For those who do not have smartphones, the Next Meal organisation also provides small cards with the website details on, which churches can order for their members to carry around, ready to give to someone they see in need. The Cathedral now has a stock of them on the Chaplains’ and Stewards’ desk and you are welcome to take a handful to give to those who might benefit. Next Meal kindly donated two mobile phone chargers to the Wednesday Kitchen, along with a good supply of Next Meal info cards for the Kitchen’s guests.

High level backing and commendation

Comics Sean Lock and Lee Mack, and actress Naomie Harris, supported the launch, and Theresa May has awarded Martin Stone the ‘Points of Light’ award for the venture, a government award which recognises outstanding individual volunteers whose work is making a positive impact on a whole community.

Next Meal is just one of a number of recent technological initiatives to connect the homeless to local services. Streetlink is an app which tells the user – whether homeless person or concerned passerby – where the nearest night shelters and help centres are located.

Exeter’s city-wide response to the problem of homelessness

There was a great turnout in the Chapter House for the southwest launch of Next Meal. On behalf of the Cathedral, I was delighted to welcome the Lord Mayor of Exeter – Councillor Peter Holland – and Mrs Jacky Holland, other members of Exeter City Council, and representatives from Exeter Food Action, St Petrock’s, Julian House, Food Exeter, the Salvation Army, our own Wednesday Kitchen, Apple, Nexus, the Devon and Cornwall Constabulary, nursing staff from the RD&E emergency department, Exeter College, and Exeter University.

The Lord Mayor spoke inspirationally about a charity he’d been involved with in Plymouth some years earlier, which helped homeless people get back into work by arranging work experience and placements for them. In discussion at the launch, it was clear that everyone had a strong desire not just to help in times of crisis, but to put in place a city-wide Plan. This involves all the agencies represented, and more, to lift people out of homelessness and set them on the path to better health, a home to live in, the opportunity for training and work, help to restore broken relationships, and so to regain their sense of worth and purpose.

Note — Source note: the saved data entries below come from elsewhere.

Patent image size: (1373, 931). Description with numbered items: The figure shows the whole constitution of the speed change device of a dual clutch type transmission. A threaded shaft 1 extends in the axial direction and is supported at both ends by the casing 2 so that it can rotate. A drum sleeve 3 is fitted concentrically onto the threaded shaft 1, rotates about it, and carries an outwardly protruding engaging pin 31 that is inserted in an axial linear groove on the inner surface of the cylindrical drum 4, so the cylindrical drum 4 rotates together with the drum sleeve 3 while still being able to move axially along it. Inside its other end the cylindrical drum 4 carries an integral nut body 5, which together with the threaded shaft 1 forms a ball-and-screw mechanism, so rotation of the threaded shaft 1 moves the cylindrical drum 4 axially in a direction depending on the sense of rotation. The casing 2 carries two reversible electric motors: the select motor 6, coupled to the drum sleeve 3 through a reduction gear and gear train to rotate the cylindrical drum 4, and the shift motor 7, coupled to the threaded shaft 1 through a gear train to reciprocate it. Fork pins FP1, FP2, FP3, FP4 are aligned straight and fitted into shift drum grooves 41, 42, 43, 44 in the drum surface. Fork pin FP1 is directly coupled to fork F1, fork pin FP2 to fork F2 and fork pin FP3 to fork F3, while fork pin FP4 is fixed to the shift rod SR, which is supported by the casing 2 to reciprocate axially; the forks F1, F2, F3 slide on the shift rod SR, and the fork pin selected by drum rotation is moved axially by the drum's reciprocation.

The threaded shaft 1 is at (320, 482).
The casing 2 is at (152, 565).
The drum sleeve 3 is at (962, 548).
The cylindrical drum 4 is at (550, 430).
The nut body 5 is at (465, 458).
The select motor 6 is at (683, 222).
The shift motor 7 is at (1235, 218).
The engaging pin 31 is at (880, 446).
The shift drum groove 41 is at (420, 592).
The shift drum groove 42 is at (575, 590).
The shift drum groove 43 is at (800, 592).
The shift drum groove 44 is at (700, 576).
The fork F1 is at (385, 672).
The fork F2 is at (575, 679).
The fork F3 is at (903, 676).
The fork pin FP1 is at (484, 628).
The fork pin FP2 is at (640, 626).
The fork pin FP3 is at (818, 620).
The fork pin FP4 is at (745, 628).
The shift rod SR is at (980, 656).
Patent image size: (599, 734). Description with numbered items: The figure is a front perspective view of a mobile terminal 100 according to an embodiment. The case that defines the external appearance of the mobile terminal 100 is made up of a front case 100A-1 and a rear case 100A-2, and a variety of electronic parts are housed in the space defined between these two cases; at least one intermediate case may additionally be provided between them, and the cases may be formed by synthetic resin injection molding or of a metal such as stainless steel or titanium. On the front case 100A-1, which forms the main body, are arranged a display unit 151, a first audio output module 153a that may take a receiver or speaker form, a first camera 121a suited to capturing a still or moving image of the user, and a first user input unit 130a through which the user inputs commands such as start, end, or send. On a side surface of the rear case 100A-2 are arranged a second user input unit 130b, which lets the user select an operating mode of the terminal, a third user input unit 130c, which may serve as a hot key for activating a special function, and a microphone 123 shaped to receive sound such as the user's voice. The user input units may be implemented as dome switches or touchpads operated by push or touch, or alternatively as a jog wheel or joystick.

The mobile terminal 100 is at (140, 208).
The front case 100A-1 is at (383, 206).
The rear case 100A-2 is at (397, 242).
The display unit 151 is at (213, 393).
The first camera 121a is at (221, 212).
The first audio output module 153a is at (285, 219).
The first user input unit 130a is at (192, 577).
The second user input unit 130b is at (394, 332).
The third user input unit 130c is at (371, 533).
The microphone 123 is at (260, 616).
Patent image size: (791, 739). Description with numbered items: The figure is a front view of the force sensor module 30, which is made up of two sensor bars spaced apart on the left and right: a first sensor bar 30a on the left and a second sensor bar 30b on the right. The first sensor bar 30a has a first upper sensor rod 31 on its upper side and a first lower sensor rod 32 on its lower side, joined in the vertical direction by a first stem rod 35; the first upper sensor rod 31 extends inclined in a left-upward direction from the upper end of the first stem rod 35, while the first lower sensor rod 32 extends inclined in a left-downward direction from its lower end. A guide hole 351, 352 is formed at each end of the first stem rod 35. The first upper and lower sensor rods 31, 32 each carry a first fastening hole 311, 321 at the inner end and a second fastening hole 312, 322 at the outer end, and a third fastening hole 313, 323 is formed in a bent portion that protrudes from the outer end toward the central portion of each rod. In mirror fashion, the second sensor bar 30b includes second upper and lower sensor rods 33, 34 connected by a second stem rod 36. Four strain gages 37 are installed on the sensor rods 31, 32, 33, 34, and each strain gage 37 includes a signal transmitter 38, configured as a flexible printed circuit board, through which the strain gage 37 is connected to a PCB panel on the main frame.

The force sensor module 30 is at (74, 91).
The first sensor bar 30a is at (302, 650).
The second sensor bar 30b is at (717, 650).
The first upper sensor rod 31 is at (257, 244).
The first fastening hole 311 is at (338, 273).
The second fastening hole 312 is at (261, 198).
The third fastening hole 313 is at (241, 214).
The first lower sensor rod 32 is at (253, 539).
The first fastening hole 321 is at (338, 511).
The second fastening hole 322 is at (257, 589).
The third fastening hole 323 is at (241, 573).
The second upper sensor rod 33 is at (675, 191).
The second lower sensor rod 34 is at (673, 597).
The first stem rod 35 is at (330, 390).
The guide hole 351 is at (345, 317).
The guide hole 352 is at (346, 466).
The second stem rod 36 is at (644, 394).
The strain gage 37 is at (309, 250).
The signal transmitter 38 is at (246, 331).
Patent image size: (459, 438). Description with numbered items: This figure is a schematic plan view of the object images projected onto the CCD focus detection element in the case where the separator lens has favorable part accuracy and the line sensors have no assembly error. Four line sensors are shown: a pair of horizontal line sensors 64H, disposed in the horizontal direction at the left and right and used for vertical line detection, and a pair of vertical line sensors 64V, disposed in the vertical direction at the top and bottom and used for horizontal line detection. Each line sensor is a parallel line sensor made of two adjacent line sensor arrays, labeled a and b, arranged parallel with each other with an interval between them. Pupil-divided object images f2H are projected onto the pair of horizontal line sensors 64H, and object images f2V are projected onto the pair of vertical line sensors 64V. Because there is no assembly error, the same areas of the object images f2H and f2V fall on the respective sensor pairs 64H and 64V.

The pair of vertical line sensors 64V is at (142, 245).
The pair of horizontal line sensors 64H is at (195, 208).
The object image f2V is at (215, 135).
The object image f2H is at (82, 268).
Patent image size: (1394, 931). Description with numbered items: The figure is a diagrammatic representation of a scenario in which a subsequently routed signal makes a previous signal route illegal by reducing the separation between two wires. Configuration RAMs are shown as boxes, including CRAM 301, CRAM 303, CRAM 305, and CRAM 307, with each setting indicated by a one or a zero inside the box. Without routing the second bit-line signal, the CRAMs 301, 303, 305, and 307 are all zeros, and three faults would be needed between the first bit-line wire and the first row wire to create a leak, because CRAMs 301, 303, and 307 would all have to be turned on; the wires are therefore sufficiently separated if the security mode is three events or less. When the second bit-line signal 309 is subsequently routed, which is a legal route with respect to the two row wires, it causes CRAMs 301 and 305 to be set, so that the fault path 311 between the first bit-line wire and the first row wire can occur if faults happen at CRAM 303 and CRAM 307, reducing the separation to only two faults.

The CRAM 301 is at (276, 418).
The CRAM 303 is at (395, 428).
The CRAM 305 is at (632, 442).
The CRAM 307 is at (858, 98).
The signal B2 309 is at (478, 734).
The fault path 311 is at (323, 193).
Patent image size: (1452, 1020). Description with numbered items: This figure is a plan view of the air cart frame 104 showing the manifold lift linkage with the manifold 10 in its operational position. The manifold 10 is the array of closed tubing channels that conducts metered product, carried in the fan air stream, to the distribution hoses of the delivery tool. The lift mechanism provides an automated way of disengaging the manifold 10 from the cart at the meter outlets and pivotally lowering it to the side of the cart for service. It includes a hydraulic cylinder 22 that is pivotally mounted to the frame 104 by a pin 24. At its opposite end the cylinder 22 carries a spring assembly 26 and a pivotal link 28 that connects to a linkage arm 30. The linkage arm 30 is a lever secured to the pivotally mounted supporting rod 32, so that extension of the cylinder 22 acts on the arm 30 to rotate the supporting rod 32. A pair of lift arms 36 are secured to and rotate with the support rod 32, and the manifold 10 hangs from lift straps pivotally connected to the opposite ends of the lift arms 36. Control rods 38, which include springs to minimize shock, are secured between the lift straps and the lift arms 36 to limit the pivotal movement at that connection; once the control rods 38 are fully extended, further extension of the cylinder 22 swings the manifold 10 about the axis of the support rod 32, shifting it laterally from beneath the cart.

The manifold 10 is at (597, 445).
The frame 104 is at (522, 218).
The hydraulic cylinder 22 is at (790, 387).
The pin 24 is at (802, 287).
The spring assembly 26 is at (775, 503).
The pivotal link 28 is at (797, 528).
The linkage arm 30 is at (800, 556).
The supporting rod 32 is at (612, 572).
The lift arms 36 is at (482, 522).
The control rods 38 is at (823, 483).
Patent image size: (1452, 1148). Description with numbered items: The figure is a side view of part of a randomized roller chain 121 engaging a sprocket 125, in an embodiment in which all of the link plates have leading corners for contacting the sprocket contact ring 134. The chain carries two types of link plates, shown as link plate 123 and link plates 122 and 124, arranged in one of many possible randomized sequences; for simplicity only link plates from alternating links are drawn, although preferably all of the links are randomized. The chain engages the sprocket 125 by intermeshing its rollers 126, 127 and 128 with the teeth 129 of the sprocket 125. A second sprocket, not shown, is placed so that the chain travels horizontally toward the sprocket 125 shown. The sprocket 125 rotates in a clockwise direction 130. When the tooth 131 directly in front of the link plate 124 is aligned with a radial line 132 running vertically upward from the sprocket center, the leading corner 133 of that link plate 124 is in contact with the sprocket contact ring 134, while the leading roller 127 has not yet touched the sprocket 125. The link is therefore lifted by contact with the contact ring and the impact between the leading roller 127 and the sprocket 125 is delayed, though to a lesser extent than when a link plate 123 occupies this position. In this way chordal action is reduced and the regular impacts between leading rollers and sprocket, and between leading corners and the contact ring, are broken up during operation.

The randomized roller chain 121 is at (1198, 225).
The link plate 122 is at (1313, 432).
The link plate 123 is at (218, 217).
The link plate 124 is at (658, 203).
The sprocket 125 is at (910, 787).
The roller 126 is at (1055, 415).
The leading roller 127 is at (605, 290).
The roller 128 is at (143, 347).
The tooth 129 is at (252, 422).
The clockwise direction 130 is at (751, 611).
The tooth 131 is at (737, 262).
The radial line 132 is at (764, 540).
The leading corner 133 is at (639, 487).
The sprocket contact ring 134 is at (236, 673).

Canon Chris Palmer represents the Cathedral in discussions with the Exeter Homelessness Partnership. The Partnership has recently taken a big step forward in agreeing to employ someone to pull all the city’s resources together in order to bring about positive change.

Joined-up thinking

Martin Stone’s passion is to see more of this joined-up thinking in every part of the country, and ultimately for there to be a national strategy that works. He clearly has a significant role as an inspirer, catalyst, and encourager in bringing about change. In my conversation with him over coffee earlier that week, he shared that he suspects his next major work will be to come alongside schools to inspire them to help young people develop the resilience that will enable them to withstand the knocks of life. Only that way can we hope to stem the flow of people who might otherwise spiral downwards to the streets in times of significant adversity. A vast new task indeed!